Michel Bourdeau, chargé de sa coordination, nous raconte cette aventure : « Vivre ensemble », c'est bien une volonté partagée entre le Centre Pastoral Saint-Merry et le mouvement Coexister. Les vidéos, d’excellente qualité, permettent de revivre ces moments parfois bouleversants d’intériorité, partagés dans la richesse des différences assumées et admirées.

Michel, comment as-tu vécu, toi, ce moment si attendu ?

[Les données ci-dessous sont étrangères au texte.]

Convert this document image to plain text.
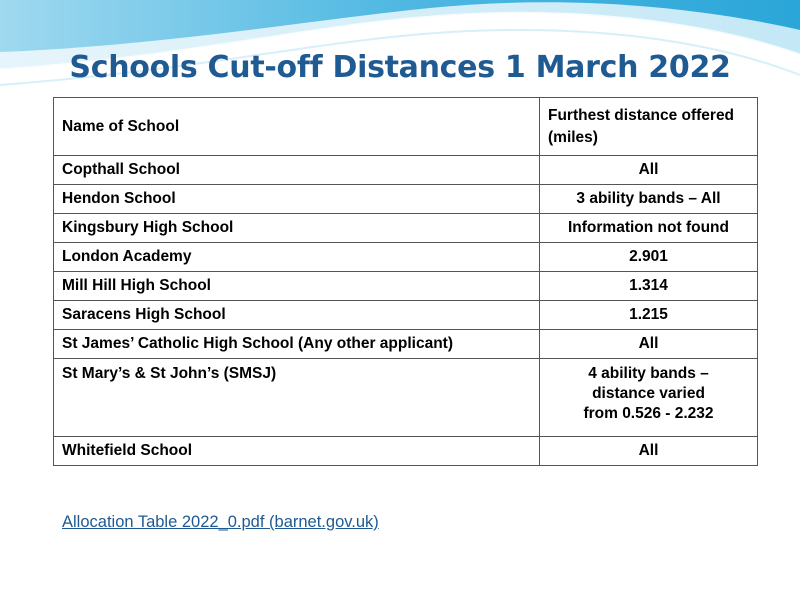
Schools Cut-off Distances 1 March 2022
Name of School	Furthest distance offered (miles)
Copthall School	All

Hendon School	3 ability bands – All

Kingsbury High School	Information not found

London Academy	2.901

Mill Hill High School	1.314

Saracens High School	1.215

St James’ Catholic High School (Any other applicant)	All

St Mary’s & St John’s (SMSJ)	4 ability bands –
distance varied
from 0.526 - 2.232

Whitefield School	All
Allocation Table 2022_0.pdf (barnet.gov.uk)
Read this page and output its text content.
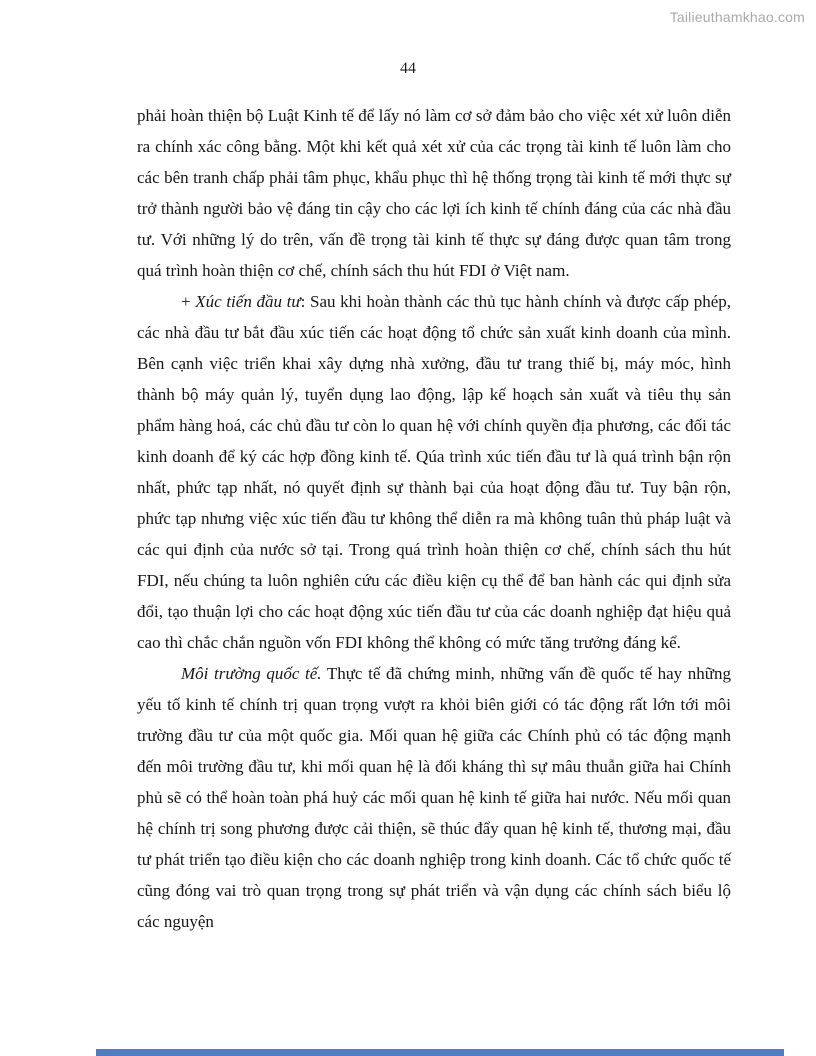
Tailieuthamkhao.com
44

phải hoàn thiện bộ Luật Kinh tế để lấy nó làm cơ sở đảm bảo cho việc xét xử luôn diễn ra chính xác công bằng. Một khi kết quả xét xử của các trọng tài kinh tế luôn làm cho các bên tranh chấp phải tâm phục, khẩu phục thì hệ thống trọng tài kinh tế mới thực sự trở thành người bảo vệ đáng tin cậy cho các lợi ích kinh tế chính đáng của các nhà đầu tư. Với những lý do trên, vấn đề trọng tài kinh tế thực sự đáng được quan tâm trong quá trình hoàn thiện cơ chế, chính sách thu hút FDI ở Việt nam.

+ Xúc tiến đầu tư: Sau khi hoàn thành các thủ tục hành chính và được cấp phép, các nhà đầu tư bắt đầu xúc tiến các hoạt động tổ chức sản xuất kinh doanh của mình. Bên cạnh việc triển khai xây dựng nhà xưởng, đầu tư trang thiế bị, máy móc, hình thành bộ máy quản lý, tuyển dụng lao động, lập kế hoạch sản xuất và tiêu thụ sản phẩm hàng hoá, các chủ đầu tư còn lo quan hệ với chính quyền địa phương, các đối tác kinh doanh để ký các hợp đồng kinh tế. Qúa trình xúc tiến đầu tư là quá trình bận rộn nhất, phức tạp nhất, nó quyết định sự thành bại của hoạt động đầu tư. Tuy bận rộn, phức tạp nhưng việc xúc tiến đầu tư không thể diễn ra mà không tuân thủ pháp luật và các qui định của nước sở tại. Trong quá trình hoàn thiện cơ chế, chính sách thu hút FDI, nếu chúng ta luôn nghiên cứu các điều kiện cụ thể để ban hành các qui định sửa đổi, tạo thuận lợi cho các hoạt động xúc tiến đầu tư của các doanh nghiệp đạt hiệu quả cao thì chắc chắn nguồn vốn FDI không thể không có mức tăng trưởng đáng kể.

Môi trường quốc tế. Thực tế đã chứng minh, những vấn đề quốc tế hay những yếu tố kinh tế chính trị quan trọng vượt ra khỏi biên giới có tác động rất lớn tới môi trường đầu tư của một quốc gia. Mối quan hệ giữa các Chính phủ có tác động mạnh đến môi trường đầu tư, khi mối quan hệ là đối kháng thì sự mâu thuẫn giữa hai Chính phủ sẽ có thể hoàn toàn phá huỷ các mối quan hệ kinh tế giữa hai nước. Nếu mối quan hệ chính trị song phương được cải thiện, sẽ thúc đẩy quan hệ kinh tế, thương mại, đầu tư phát triển tạo điều kiện cho các doanh nghiệp trong kinh doanh. Các tổ chức quốc tế cũng đóng vai trò quan trọng trong sự phát triển và vận dụng các chính sách biểu lộ các nguyện
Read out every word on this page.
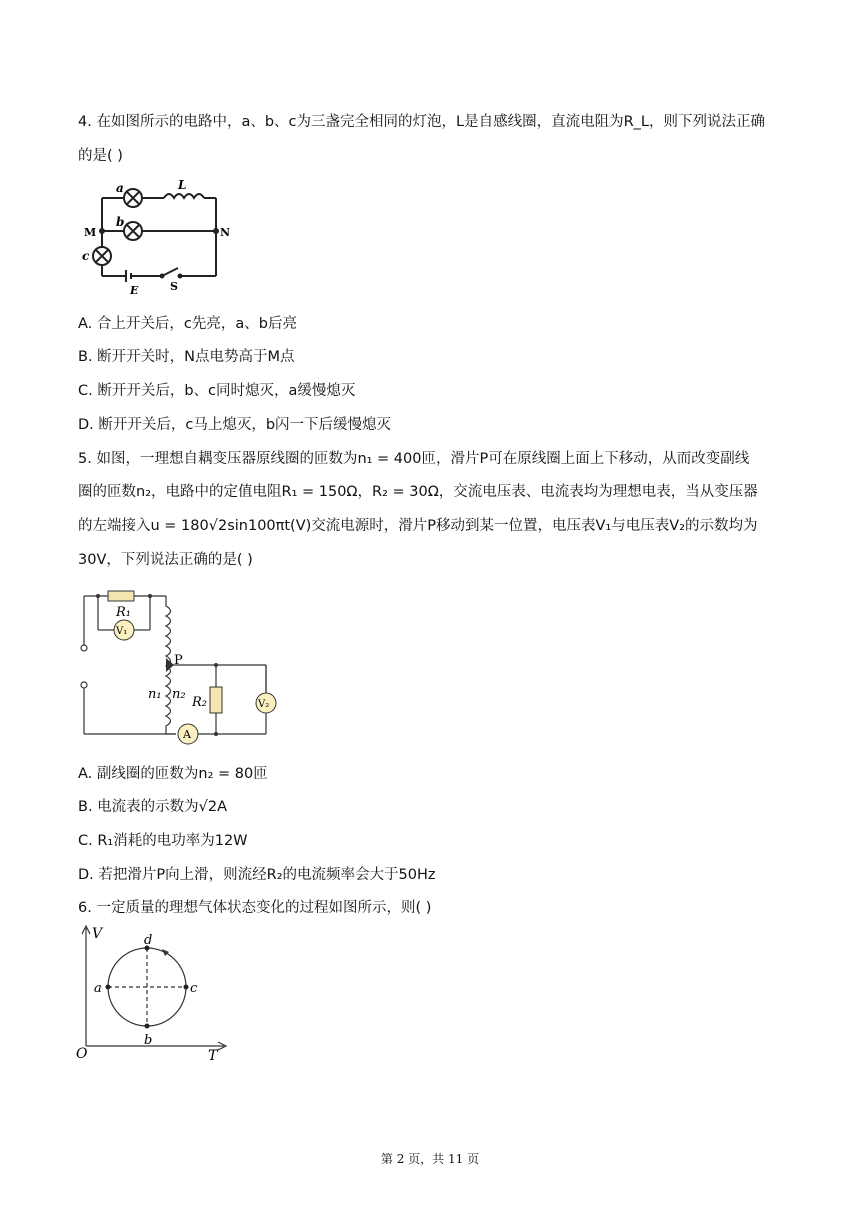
4. 在如图所示的电路中，a、b、c为三盏完全相同的灯泡，L是自感线圈，直流电阻为R_L，则下列说法正确
的是( )
a	L
b
M	N
c
E	S
A. 合上开关后，c先亮，a、b后亮
B. 断开开关时，N点电势高于M点
C. 断开开关后，b、c同时熄灭，a缓慢熄灭
D. 断开开关后，c马上熄灭，b闪一下后缓慢熄灭
5. 如图，一理想自耦变压器原线圈的匝数为n₁ = 400匝，滑片P可在原线圈上面上下移动，从而改变副线
圈的匝数n₂，电路中的定值电阻R₁ = 150Ω，R₂ = 30Ω，交流电压表、电流表均为理想电表，当从变压器
的左端接入u = 180√2sin100πt(V)交流电源时，滑片P移动到某一位置，电压表V₁与电压表V₂的示数均为
30V，下列说法正确的是( )
R₁
V₁
P
n₁ n₂
R₂	V₂
A
A. 副线圈的匝数为n₂ = 80匝
B. 电流表的示数为√2A
C. R₁消耗的电功率为12W
D. 若把滑片P向上滑，则流经R₂的电流频率会大于50Hz
6. 一定质量的理想气体状态变化的过程如图所示，则( )
V
T
O
a
b
c
d
第 2 页，共 11 页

Ce fut, nous a-t-il dit, bien sûr une charge – la seule que j’avais à assumer cette année – mais ce fut d’abord un grand bonheur, non seulement d’aider à la création d’un événement mais surtout de faire naître le sens qui le sous-tend. Il s’agissait de mobiliser des femmes et des hommes, mais aussi des moyens, autour du thème choisi pour cette Nuit Sacrée :  affirmer notre désir de « vivre ensemble » quelles que soient les spiritualités de celles et ceux qui croient ou les convictions de celles et ceux qui ne croient pas. Le chant et la musique ont été les vecteurs de cette expression, mais évidemment, je n’ai pas pu vraiment écouter… et je suis le premier à profiter des enregistrements… Tout au long de la nuit, j’ai veillé au grain pour que tout se passe bien, mais j’ai aussi ressenti l’ambiance et apprécié la satisfaction du public et des chorales …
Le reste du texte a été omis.